REPONSE: " On a souvent tendance à faire des chercheurs des gens perchés dans leur tour d’ivoire: c’est parfaitement faux, la science est totalement imbriquée dans la société. La recherche contemporaine est par nature internationale : avant l’époque des Lumières on parlait déjà de +communauté des lettrés+, puis d’une +République des savants+ au-delà des frontières. Cette communauté a beaucoup grandi, et représente aujourd’hui des millions de personnes à l’échelle planétaire.

Donc dès lors que surgit un conflit international, la science est la première à être touchée. Cela la dessert forcément puisque les échanges sont son essence même ".

Cette rupture n’est pas nouvelle ?

R: " Non, il y a eu des précédents pendant la guerre de 1870 et bien sûr les deux guerres mondiales du XXe siècle.

À la veille de la Guerre de 14-18, les liens étaient extrêmement proches avec la recherche allemande, qui était très avancée. Mais dès les premières semaines du conflit, 93 grands scientifiques allemands, dont le physicien Max Planck, se sont rangés sous la bannière de leur nation. On assiste alors à un vrai repli national: la rupture est brutale, les échanges d’informations cessent, d’autant plus qu’émergent des recherches sur des sujets sensibles comme les gaz de combat.

Après la Grande Guerre, l’Allemagne reste maintenue à l’écart. Dès les années 1930, la recherche s’était coupée du monde, se concentrant sur le militaire. De nombreux scientifiques juifs (comme Albert Einstein, NDLR) avaient par ailleurs fui.

En revanche, après la Seconde guerre mondiale, les liens se sont assez rapidement remis en place ".

Quels sont les précédents avec la Russie ?

R: " Il y a eu des interruptions des relations scientifiques avec l’URSS lors du Printemps de Prague en 1968, au début des années 1980 avec l’invasion de l’Afghanistan…

Depuis 1945, la Russie est considérée comme une grande nation scientifique, avec de grandes pointures notamment en physique, en chimie et en mathématiques.

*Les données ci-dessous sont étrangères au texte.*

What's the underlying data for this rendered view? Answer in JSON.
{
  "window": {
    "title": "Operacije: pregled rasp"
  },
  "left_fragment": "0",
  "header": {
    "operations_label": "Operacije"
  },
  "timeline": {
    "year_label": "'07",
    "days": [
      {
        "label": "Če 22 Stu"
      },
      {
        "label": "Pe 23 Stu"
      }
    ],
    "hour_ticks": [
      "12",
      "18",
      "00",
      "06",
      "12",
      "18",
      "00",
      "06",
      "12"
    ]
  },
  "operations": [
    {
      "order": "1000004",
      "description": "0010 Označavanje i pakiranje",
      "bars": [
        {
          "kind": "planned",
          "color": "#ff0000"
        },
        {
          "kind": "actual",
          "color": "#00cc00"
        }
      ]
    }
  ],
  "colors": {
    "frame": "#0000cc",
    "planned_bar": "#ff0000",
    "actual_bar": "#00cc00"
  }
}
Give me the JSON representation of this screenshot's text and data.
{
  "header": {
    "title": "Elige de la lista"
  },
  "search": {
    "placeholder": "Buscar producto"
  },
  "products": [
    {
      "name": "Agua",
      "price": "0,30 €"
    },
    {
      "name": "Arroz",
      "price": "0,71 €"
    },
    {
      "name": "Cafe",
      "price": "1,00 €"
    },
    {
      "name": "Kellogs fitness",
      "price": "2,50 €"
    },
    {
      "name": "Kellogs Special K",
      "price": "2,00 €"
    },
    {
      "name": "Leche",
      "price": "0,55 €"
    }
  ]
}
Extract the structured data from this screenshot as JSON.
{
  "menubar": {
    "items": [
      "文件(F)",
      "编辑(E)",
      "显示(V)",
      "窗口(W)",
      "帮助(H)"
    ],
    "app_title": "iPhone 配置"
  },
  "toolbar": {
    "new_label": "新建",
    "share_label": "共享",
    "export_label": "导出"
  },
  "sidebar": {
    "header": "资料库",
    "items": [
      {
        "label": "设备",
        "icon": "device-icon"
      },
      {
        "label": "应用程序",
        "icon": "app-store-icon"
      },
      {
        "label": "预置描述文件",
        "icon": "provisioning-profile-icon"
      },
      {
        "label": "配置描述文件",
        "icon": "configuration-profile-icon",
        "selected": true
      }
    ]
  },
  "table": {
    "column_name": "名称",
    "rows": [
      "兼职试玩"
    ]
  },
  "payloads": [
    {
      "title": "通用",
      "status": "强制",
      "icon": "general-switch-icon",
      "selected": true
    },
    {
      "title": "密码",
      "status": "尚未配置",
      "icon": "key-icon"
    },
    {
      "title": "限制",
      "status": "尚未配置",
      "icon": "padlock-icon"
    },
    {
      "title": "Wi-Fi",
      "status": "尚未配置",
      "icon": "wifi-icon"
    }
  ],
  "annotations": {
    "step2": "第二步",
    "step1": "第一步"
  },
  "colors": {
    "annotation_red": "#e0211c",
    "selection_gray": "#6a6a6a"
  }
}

En 1958, le CNRS signait une convention sur des échanges. On était au lendemain de Spoutnik (premier satellite envoyé dans l’espace, NDLR), qui fut un coup de tonnerre: les nations occidentales se sont rendues compte que la Russie était à la pointe, poussant De Gaulle à se démarquer des États-Unis.

La France a depuis tissé des liens forts avec Moscou, même s’ils ne sont pas aussi intenses qu’avec les États-Unis, le Royaume-Uni ou l’Allemagne. À titre d’exemple, il y a environ 2.000 copublications par an (dans des revues à comité de lecture entre équipes du CNRS et équipes russes, NDLR), sur environ 50.000.